The mediocrity is lessened somewhat by the objectives where there is less of a focus on simply fighting fire with water. Rescue missions can often hit on interesting ideas like using the fire truck’s hose to keep a fire escape safe as a building is evacuated or needing to clear a path through flames in a pet store to help your partner save some puppies. Carrying people through an area as new explosions give birth to more flames add some simple excitement to an escape, and moments like trying to salvage as much film and art from a burning area give you a task that is augmented by smart use of your firefighting options instead of just spraying everything until every pixel of fire has disappeared. Some objectives can sometimes be unclear due to vague instructions or the arrows pointing you in the right direction not taking obstructions and walls into account, and it can on occasion be wiser to give up and plunge your character into the flames just to die and set things back to a more manageable state where the fire was much smaller. Your partners have plenty of personality to make the dialogue during a mission more than just commands, but personal touches and creativity in places still can’t help Real Heroes: Firefighter feel like an exciting fictionalization or authentic reproduction of the profession it’s attempting to emulate.

THE VERDICT: Putting aside the archaic but functional appearance of the game, Real Heroes: Firefighter still can’t provide an interesting adaptation of one of the most intense real world careers. Fighting fires is often reduced to a slow, low-risk, methodical activity and your other tools for the trade hardly leave an impact since they are used and put away without being challenged in any capacity. However, Real Heroes: Firefighter does have plenty of interesting locations that contextualize the job into some interesting objectives, and when you’re given some purpose to your actions beyond simply fighting fires or bashing down doors, Real Heroes: Firefighter nearly achieves some degree of entertaining play. It can’t quite cover up the long bland stretches of pointing your hose at every square foot of a large room, but at least the variation prevents the experience from boring the player to tears.

 

And so, I give Real Heroes: Firefighter for PlayStation 4…

A BAD rating. Had more time been spent on simply putting out every fire that must be dealt with, Real Heroes: Firefighter would certainly be an excruciatingly slow experience, but luckily you are herded along to new activities often enough that you won’t be completely trapped in a loop of boring jobs. While the game does ask us to admit that real life firefighting probably does have its periods of pointing a hose around an area until all the fire is gone, it does conversely provide the moments of action movie escapes and exciting set pieces, so its moments of dull execution feel out of place despite dominating most of the short experience.

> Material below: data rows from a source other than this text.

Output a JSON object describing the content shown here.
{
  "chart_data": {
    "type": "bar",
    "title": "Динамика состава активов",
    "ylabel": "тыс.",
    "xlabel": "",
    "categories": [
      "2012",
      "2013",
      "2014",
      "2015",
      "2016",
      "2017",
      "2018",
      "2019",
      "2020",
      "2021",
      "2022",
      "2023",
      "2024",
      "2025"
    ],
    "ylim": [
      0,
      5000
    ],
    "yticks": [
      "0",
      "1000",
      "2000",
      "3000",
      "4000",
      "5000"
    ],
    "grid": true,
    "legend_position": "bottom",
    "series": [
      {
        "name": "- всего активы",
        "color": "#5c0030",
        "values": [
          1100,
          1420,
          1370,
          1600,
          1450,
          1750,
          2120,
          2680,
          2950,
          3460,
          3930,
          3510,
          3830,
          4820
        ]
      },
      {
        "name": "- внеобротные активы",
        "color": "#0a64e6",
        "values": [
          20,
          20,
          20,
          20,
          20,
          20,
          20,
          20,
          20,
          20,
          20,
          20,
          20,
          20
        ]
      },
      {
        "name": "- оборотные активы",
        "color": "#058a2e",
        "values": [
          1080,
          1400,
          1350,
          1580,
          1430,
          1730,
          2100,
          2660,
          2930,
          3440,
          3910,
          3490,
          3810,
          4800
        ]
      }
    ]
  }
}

Only its dalliance with sci-fi in the laboratory truly breaks away from reality completely though, but whether you expect extensive liberties taken or an accurate reproduction, firefighting here just isn’t captured in a way that can keep the play interesting.

 

The PlayStation 4 port of a game nearly ten years old offered an opportunity not to just touch up the game’s appearance, but it could have addressed some of the gameplay stagnation or tidied up some of the objective design. I can’t condemn the game for simply being a port to new hardware and I am thankful for any case of making a game more available, but Real Heroes: Firefighter was a bad game in 2009 and unfortunately still is now that it has been brought back in 2020. If preservation was the point I laud the effort, but it feels like it was rereleased with little thought or effort put into bringing it to new audiences when there is certainly room to turn this into the exciting firefighting simulation it could be if the basics were expanded upon appropriately.